Addressing participants at the weeklong Human Resource Information System Data Collection Training Workshop held at the Council of Churches in Sierra Leone (CCSL) conference hall, Mr. Bayoh in underscoring the importance of data management, said it is a catalyst for resourceful labour and effective productivity for the improvement of health service delivery, especially with the Health Ministry accounting for over 50 percent workforce.
Mr. Bayoh reminded participants that the process for their selection was based on the evaluation, adding that the training must be taken with seriousness.
He said downstream management is important in addressing issues affecting service delivery, and that the challenges in capturing reliable data on the Ministry of Health and Sanitation workforce is critical for the Human Resource Management Office.
Mr. Bayoh expressed concern over the brain drain in the medical profession with many trained and qualified medical personnel going out for greener pastures, and that in country, a good number moving from Clinical to Public Health. He cited Psychiatry with only one Specialist, disclosing that two medical officers are presently overseas for training but pessimistic of their returning home after completion.
The Director General encouraged the Human Resource for Health Directorate in the Health Ministry to embark on constant monitoring countrywide with a view to stimulating supports to the district Monitoring and Evaluation Officers and other relevant stakeholders.
The Chief Nursing Officer, Matron Hossinatu Kanu reiterated her Directorate’s commitment to ensuring a viable human resource capacity building in all government health facilities across the country, noting that nursing is the largest workforce and the most challenging towards rebranding the Ministry to a resilient health system.

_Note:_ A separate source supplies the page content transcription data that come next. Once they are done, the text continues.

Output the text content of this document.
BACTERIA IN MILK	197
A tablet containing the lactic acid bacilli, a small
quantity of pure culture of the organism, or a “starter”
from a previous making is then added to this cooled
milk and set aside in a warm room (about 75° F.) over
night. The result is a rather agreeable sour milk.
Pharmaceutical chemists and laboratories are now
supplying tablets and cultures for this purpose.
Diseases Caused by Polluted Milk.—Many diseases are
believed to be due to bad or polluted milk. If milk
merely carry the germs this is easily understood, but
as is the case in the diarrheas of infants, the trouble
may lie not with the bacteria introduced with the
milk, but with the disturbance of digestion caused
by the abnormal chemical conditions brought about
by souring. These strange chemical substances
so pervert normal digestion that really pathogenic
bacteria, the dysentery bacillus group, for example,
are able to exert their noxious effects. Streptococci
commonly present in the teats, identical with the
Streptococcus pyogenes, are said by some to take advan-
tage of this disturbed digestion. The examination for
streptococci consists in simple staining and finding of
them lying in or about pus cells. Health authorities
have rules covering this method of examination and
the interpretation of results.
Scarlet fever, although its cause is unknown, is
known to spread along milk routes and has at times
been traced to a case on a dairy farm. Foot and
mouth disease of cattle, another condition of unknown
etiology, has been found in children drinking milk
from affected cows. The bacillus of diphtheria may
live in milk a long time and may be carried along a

She said the nursing profession accounts for 50 percent in the Civil Service, and urged the newly trained Data Collection Officers to be effective and efficient in the execution of their work.
The Chief Nursing Officer underscored the importance of existing credible workers in all health facilities, as she puts it, “The days of ghost workers are over”, and lauded the World Health Organization (WHO) for their continued support.
Other highlights include experience sharing in Data Collection in the Civil Service Personnel Records verification Survey, Introduction to photography into Data entry and challenges, the role of District Health Management Teams in the Data collection exercise, logistics and arrangement for pilot study on health facilities and data entry into the Human Resource Information System among others.